Alcon is more centralised in Europe than Novartis, although they have embarked on a finance transformation project and one of the challenges will be ensuring that the various work streams, integration of Ciba Vision, SSC integration, treasury integration and so on are all working in sync. We don’t want to undo what has been achieved in the last two years but we also want to benefit from Novartis Treasury’s scale in other areas. We have already started working closely together on credit management and country risk exposure and this has already bought some immediate benefits to Alcon.

In terms of integration, I see the situation becoming similar to that which we had with Nestlé in the past – Novartis will manage the strategic cash for us, execute FX trades to manage our currency exposures etc. We will also join their netting or clearing as they call it, too. They will take on a lot of the operational activities, which is a good thing bearing in mind there are only two of us in Alcon’s treasury. We have been so busy with the day to day treasury operations that we have not been able to look at areas like AR and financing options where I think we can add more value.

Overall our operations combined should become more efficient. Novartis will also be able to use our cash – they have a fairly large investment management team because they also manage the group pension. We will save costs by using their SWIFT gateway, and on the FX side there will be more opportunities for natural hedging when positions offset each other, for example.

In terms of systems, Novartis uses SAP and is looking to adopt SAP’s treasury module, so at some stage we expect to migrate over to that. We are in a good position and I believe Novartis are impressed with what we have achieved here in just a couple of years – we are managing 13 countries for liquidity and AP, together with over 40 participants in the netting.

What projects would you like to undertake that the merger will allow you to take on?

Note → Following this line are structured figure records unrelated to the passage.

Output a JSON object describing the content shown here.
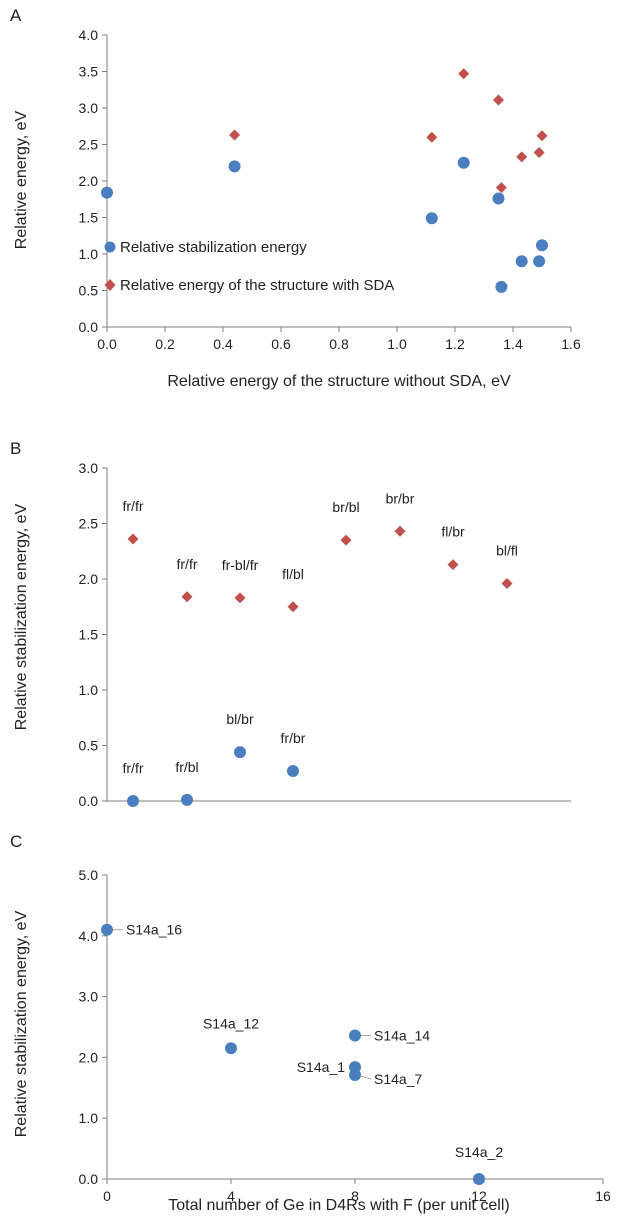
{
  "colors": {
    "blue": "#4a7ebf",
    "red": "#c0504d",
    "axis": "#7f7f7f",
    "leader": "#a6a6a6"
  },
  "chart_data": [
    {
      "panel": "A",
      "type": "scatter",
      "xlabel": "Relative energy of the structure without SDA, eV",
      "ylabel": "Relative energy, eV",
      "xlim": [
        0,
        1.6
      ],
      "ylim": [
        0,
        4.0
      ],
      "xticks": [
        "0.0",
        "0.2",
        "0.4",
        "0.6",
        "0.8",
        "1.0",
        "1.2",
        "1.4",
        "1.6"
      ],
      "yticks": [
        "0.0",
        "0.5",
        "1.0",
        "1.5",
        "2.0",
        "2.5",
        "3.0",
        "3.5",
        "4.0"
      ],
      "legend": "left",
      "series": [
        {
          "name": "Relative stabilization energy",
          "marker": "circle",
          "points": [
            [
              0,
              1.84
            ],
            [
              0.44,
              2.2
            ],
            [
              1.12,
              1.49
            ],
            [
              1.23,
              2.25
            ],
            [
              1.35,
              1.76
            ],
            [
              1.36,
              0.55
            ],
            [
              1.43,
              0.9
            ],
            [
              1.49,
              0.9
            ],
            [
              1.5,
              1.12
            ]
          ]
        },
        {
          "name": "Relative energy of the structure with SDA",
          "marker": "diamond",
          "points": [
            [
              0,
              1.84
            ],
            [
              0.44,
              2.63
            ],
            [
              1.12,
              2.6
            ],
            [
              1.23,
              3.47
            ],
            [
              1.35,
              3.11
            ],
            [
              1.36,
              1.91
            ],
            [
              1.43,
              2.33
            ],
            [
              1.49,
              2.39
            ],
            [
              1.5,
              2.62
            ]
          ]
        }
      ]
    },
    {
      "panel": "B",
      "type": "scatter",
      "ylabel": "Relative stabilization energy, eV",
      "xlim": [
        0,
        10
      ],
      "ylim": [
        0,
        3.0
      ],
      "yticks": [
        "0.0",
        "0.5",
        "1.0",
        "1.5",
        "2.0",
        "2.5",
        "3.0"
      ],
      "series": [
        {
          "marker": "circle",
          "points": [
            {
              "x": 1,
              "y": 0.0,
              "label": "fr/fr"
            },
            {
              "x": 2,
              "y": 0.01,
              "label": "fr/bl"
            },
            {
              "x": 3,
              "y": 0.44,
              "label": "bl/br"
            },
            {
              "x": 4,
              "y": 0.27,
              "label": "fr/br"
            }
          ]
        },
        {
          "marker": "diamond",
          "points": [
            {
              "x": 1,
              "y": 2.36,
              "label": "fr/fr"
            },
            {
              "x": 2,
              "y": 1.84,
              "label": "fr/fr"
            },
            {
              "x": 3,
              "y": 1.83,
              "label": "fr-bl/fr"
            },
            {
              "x": 4,
              "y": 1.75,
              "label": "fl/bl"
            },
            {
              "x": 5,
              "y": 2.35,
              "label": "br/bl"
            },
            {
              "x": 6,
              "y": 2.43,
              "label": "br/br"
            },
            {
              "x": 7,
              "y": 2.13,
              "label": "fl/br"
            },
            {
              "x": 8,
              "y": 1.96,
              "label": "bl/fl"
            }
          ]
        }
      ]
    },
    {
      "panel": "C",
      "type": "scatter",
      "xlabel": "Total number of Ge in D4Rs with F (per unit cell)",
      "ylabel": "Relative stabilization energy, eV",
      "xlim": [
        0,
        16
      ],
      "ylim": [
        0,
        5.0
      ],
      "xticks": [
        "0",
        "4",
        "8",
        "12",
        "16"
      ],
      "yticks": [
        "0.0",
        "1.0",
        "2.0",
        "3.0",
        "4.0",
        "5.0"
      ],
      "series": [
        {
          "marker": "circle",
          "points": [
            {
              "x": 0,
              "y": 4.1,
              "label": "S14a_16"
            },
            {
              "x": 4,
              "y": 2.15,
              "label": "S14a_12"
            },
            {
              "x": 8,
              "y": 2.36,
              "label": "S14a_14"
            },
            {
              "x": 8,
              "y": 1.84,
              "label": "S14a_1"
            },
            {
              "x": 8,
              "y": 1.71,
              "label": "S14a_7"
            },
            {
              "x": 12,
              "y": 0.0,
              "label": "S14a_2"
            }
          ]
        }
      ]
    }
  ]
}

On the AR side there is currently very little standardisation. For example, some countries have been direct debiting customers when others are not, even though the clients are very similar. I will look into whether that can be rolled out to every country. That has led to issues in Scandinavia, for example. There sometimes clients have wanted to use direct debiting but could not because we do not offer it. We could also look at lockboxes for cheque collections in some countries. In terms of measurable impact that should help with our DSO if we can process receipts in a more timely manner.

Personally, I am interested in electronic invoicing. We already do this in Scandinavia because it is a requirement to do business with certain state hospitals. We operate in each country according to their standards but I think there is scope to standardise that process and roll it out to other markets.

“Treasury is acting as a consultant to the business units to help them operate more efficiently. The benefit for treasury is that we eliminate legacy systems and get the cash more quickly.”

In processes like this, treasury is acting as a consultant to the business units to help them operate more efficiently. The benefit for treasury is that we eliminate legacy systems and get the cash more quickly. For example, in Austria we are using the local bank system for direct debit which is all very manual. Again, we would like to manage this centrally through our ERP system. We are also developing the SEPA direct debit capability to offer that through the Eurozone countries.

With any of these projects there is the challenge of persuading the customer to come on board, and we need to make it clear they will benefit too. We certainly understand the benefits: when receiving invoices we see all sorts of different formats coming into the SSC. Benefits on the customers’ side include more certainty on payment timings, for example, and they also gain in terms of visibility.

In places like Finland, most state-run hospitals have a standard format and transmission processes. Unfortunately the private clinics do not so we have to come up with bespoke processes and tailor each invoice to each client.

It would be very helpful if country standards emerged and I think most customers would hope for a standard to be adopted – SWIFT, for example, has been doing a lot of work in that area. I certainly see potential here for efficiency gains for all kinds of companies in future.